The KSS was used to evaluate normal and ACL deficient knees during the Lachman test and measurement parameters and errors were derived from a pilot study. In a prospective study of 2 groups of control and ACL deficient subjects (both n = 45), the groups could be differentiated to a side-to-side difference of 2.5 mm measured at an anterior tibial displacement (ATD) of 178 N. The sensitivity and specificity at this threshold was 89% and 80%, respectively. In a double blind, randomised controlled study, the KSS was also used to test the effect on ATD of open and closed kinetic chain exercises following bone-patella-bone ACL reconstruction.
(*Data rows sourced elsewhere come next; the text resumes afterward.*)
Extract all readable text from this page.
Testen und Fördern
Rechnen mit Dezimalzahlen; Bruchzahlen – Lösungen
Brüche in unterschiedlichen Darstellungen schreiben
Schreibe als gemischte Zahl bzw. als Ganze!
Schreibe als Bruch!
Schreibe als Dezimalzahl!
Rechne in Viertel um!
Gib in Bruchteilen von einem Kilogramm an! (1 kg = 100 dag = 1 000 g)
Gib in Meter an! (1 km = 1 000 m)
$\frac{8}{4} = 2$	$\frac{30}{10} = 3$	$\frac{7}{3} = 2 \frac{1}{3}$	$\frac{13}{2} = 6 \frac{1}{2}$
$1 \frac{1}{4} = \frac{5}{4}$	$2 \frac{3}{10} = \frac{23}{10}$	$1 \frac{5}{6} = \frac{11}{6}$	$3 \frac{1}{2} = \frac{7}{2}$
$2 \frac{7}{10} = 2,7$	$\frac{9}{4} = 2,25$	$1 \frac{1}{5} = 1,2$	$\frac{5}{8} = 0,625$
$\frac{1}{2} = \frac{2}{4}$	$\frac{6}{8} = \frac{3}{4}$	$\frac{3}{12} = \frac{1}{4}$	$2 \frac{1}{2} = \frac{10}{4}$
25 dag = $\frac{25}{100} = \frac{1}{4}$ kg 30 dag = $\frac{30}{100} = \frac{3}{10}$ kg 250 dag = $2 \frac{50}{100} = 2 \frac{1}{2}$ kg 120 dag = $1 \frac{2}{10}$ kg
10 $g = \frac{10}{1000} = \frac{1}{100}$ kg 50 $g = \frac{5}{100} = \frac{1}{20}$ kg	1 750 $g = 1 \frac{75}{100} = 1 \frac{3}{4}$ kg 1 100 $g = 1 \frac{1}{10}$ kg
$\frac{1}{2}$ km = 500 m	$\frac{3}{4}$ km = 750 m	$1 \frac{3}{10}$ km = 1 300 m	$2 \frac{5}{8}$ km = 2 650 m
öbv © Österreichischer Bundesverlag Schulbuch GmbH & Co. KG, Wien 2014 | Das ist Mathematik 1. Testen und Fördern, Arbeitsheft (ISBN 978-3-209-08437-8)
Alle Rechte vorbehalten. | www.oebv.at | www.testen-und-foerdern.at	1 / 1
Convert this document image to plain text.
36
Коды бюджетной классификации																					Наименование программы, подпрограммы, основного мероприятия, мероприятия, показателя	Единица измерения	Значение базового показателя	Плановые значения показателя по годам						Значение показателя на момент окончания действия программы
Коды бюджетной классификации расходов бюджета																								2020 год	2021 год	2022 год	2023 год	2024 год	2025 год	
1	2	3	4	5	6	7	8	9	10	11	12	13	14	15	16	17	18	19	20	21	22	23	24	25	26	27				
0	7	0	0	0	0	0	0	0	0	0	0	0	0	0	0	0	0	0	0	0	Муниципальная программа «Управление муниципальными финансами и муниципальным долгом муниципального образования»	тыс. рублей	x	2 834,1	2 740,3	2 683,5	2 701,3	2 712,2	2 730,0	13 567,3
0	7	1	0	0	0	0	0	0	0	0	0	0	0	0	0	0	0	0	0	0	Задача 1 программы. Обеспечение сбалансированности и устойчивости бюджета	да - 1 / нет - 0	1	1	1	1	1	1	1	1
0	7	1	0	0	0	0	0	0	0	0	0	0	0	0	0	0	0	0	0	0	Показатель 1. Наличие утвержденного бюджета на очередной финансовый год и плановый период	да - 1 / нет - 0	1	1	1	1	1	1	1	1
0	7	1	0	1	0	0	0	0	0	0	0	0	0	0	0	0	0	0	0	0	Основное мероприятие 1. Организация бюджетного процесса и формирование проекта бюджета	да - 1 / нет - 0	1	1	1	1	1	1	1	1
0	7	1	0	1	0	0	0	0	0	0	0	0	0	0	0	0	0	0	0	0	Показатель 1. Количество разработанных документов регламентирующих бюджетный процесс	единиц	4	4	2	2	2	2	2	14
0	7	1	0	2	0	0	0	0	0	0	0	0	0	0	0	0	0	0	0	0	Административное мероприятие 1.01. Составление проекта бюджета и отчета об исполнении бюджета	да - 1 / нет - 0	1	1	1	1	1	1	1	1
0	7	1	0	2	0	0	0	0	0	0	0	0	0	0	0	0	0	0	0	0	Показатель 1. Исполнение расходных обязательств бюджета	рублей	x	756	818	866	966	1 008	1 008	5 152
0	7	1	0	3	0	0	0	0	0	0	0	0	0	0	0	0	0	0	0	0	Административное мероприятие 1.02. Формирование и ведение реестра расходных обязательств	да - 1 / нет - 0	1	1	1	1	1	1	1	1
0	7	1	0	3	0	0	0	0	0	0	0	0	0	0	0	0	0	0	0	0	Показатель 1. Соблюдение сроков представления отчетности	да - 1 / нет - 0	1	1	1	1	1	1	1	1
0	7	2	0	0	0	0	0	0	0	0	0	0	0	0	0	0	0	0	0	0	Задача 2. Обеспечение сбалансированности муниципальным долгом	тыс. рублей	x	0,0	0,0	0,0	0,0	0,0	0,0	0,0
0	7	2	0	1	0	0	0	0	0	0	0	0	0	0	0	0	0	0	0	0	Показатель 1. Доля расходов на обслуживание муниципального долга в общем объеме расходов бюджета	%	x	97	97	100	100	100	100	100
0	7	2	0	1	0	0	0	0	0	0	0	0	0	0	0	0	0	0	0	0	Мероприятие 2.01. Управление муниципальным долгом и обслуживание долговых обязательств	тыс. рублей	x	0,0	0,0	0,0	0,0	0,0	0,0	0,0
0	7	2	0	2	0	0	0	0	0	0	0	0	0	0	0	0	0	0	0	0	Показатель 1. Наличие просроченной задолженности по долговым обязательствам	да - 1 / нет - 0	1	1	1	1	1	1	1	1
After a training period of 4 weeks, initiated 2 weeks after surgery, there was not significant difference (p<0.05) between the 2 exercise modalities.
A test jig was used to evaluate the porcine ACL in vitro. Tensile testing was conducted on immature (n = 20) and mature (n = 8) specimens at 2 crosshead rates. Skeletal maturity had a greater influence than test rate on the ultimate tensile load (UTL), deformation at failure and stiffness. For example, median stiffness values of 93 Nmm-1 and 348 Nmm-1 were recorded for immature and mature specimens, respectively. The in vitro test methodology was adapted to evaluate a novel tissue engineered device designed for a biological repair of the ACL (BioACL). In cadaveric and in vivo studies in an ovine model, the median UTL and stiffness for the normal ACL (n = 5) was 2040 N and 255 Nmm-1, respectively. The corresponding values for contralateral knees with BioACL implants were 885 N and 81 Nmm-1. In addition, mechanical integrity decreased dramatically over the period of 3 to 12 weeks post implantation.